Modulinstallations- und Upgrade-Fehler
Modulinstallationen können stillschweigend fehlschlagen und das Modul in einem teilweise installierten Zustand hinterlassen. Prüfen Sie var/logs/prod.log auf Einträge zum Zeitpunkt der Installation. Häufige Probleme sind fehlende Datenbanktabellen (die SQL der install()-Methode des Moduls ist fehlgeschlagen), fehlende Hooks (der registerHook()-Aufruf ist fehlgeschlagen) und Fehler durch doppelte Einträge in der Tabelle ps_authorization_role bei der Neuinstallation eines Moduls, das nicht vollständig deinstalliert wurde.
Eine Debugging-Checkliste erstellen
Wenn Sie auf einen PrestaShop-Fehler stoßen, folgen Sie dieser systematischen Checkliste, um die Ursache effizient zu finden:
Erstens, identifizieren Sie den Fehlertyp. Handelt es sich um einen weißen Bildschirm (500-Fehler), eine spezifische Fehlermeldung, ein defektes Layout oder unerwartetes Verhalten? Jeder Typ verweist auf unterschiedliche Protokolldateien.
Zweitens, überprüfen Sie zuerst das spezifischste Protokoll. Für PHP-Fehler prüfen Sie das PHP-Fehlerprotokoll. Für HTTP-Fehler prüfen Sie das Webserver-Fehlerprotokoll. Für Anwendungsfehler prüfen Sie var/logs/prod.log.
Drittens, aktivieren Sie den Debug-Modus, wenn die Protokolle nicht genügend Informationen liefern. Ändern Sie _PS_MODE_DEV_ auf true und reproduzieren Sie den Fehler.
Viertens, verwenden Sie tail -f auf den relevanten Protokollen und reproduzieren Sie den Fehler in Ihrem Browser. So erhalten Sie einen Echtzeitblick auf genau das, was passiert.
Fünftens, lesen Sie den Stack Trace von oben nach unten. Finden Sie den Frame, der auf Ihren Modul- oder Theme-Code verweist. Dort muss die Korrektur erfolgen.

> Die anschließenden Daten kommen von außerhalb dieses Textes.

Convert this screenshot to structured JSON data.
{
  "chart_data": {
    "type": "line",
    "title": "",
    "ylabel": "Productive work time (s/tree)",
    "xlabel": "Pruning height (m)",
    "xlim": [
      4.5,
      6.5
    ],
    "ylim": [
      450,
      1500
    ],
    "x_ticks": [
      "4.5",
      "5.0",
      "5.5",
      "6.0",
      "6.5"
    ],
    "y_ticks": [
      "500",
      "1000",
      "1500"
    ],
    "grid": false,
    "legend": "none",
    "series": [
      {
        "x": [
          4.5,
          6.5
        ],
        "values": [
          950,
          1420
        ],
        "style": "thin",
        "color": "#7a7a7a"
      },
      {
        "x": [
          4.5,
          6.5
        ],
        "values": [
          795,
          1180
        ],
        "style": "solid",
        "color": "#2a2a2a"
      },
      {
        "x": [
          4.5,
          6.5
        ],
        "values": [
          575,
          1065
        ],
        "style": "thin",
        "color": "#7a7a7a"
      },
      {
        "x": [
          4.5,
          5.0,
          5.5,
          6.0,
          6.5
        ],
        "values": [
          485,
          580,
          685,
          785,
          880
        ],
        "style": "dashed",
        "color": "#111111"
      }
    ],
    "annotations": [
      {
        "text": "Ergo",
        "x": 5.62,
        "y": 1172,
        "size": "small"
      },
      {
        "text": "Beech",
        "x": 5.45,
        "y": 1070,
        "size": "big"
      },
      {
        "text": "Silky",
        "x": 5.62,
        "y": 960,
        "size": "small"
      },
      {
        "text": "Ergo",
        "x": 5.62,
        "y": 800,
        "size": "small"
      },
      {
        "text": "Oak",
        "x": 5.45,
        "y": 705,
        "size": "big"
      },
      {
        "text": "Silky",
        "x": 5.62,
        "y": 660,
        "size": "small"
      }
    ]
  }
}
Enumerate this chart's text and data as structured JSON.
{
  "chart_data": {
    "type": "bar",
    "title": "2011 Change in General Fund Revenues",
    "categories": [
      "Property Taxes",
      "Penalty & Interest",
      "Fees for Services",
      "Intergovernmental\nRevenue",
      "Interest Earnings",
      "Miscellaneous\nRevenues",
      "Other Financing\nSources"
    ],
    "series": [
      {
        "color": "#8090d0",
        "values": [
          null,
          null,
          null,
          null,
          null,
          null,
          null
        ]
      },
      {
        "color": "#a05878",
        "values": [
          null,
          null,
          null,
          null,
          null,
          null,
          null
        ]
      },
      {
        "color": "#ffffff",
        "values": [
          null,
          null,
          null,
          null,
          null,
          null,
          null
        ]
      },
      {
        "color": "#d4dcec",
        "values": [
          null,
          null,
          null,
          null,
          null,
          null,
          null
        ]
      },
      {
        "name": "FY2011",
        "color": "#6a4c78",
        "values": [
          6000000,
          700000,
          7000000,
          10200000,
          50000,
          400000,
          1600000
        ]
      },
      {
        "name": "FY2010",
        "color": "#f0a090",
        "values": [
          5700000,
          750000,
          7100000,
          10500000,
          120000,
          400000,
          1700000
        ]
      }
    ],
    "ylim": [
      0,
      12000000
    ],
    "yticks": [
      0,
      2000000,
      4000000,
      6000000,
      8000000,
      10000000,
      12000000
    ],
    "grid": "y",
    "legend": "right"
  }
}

Sechstens, suchen Sie nach der Fehlermeldung in PrestaShops GitHub-Issues und Foren. Die Chancen stehen gut, dass jemand dasselbe Problem bereits erlebt und gelöst hat.
Siebtens, nach Anwendung einer Korrektur leeren Sie alle Caches und überwachen Sie die Protokolle, um zu bestätigen, dass der Fehler behoben ist. Eine Korrektur, die kein sauberes Protokoll erzeugt, ist keine vollständige Korrektur.
Zusammenfassung
Das Lesen von PrestaShop-Fehlerprotokollen ist keine geheimnisvolle Kunst, die erfahrenen Entwicklern vorbehalten ist. Es ist eine praktische Fähigkeit, die darauf aufbaut zu wissen, wo Protokolle gespeichert sind, wie man sie filtert und wie man interpretiert, was sie enthalten. Die Protokolle unter var/logs/, das PHP-Fehlerprotokoll und das Webserver-Fehlerprotokoll dienen jeweils einem anderen Zweck und geben zusammen ein vollständiges Bild jedes Problems. Das Aktivieren des Debug-Modus liefert detaillierte Fehlermeldungen. Stack Traces zeigen Ihnen die exakte Kette von Funktionsaufrufen, die zum Fehler geführt hat. Werkzeuge wie grep und tail -f ermöglichen es, Fehler auch in großen, stark frequentierten Protokolldateien effizient zu finden und zu überwachen. Beherrschen Sie diese Techniken, und Sie werden Probleme schneller lösen, mit weniger Frustration und deutlich weniger Abhängigkeit von externem Support.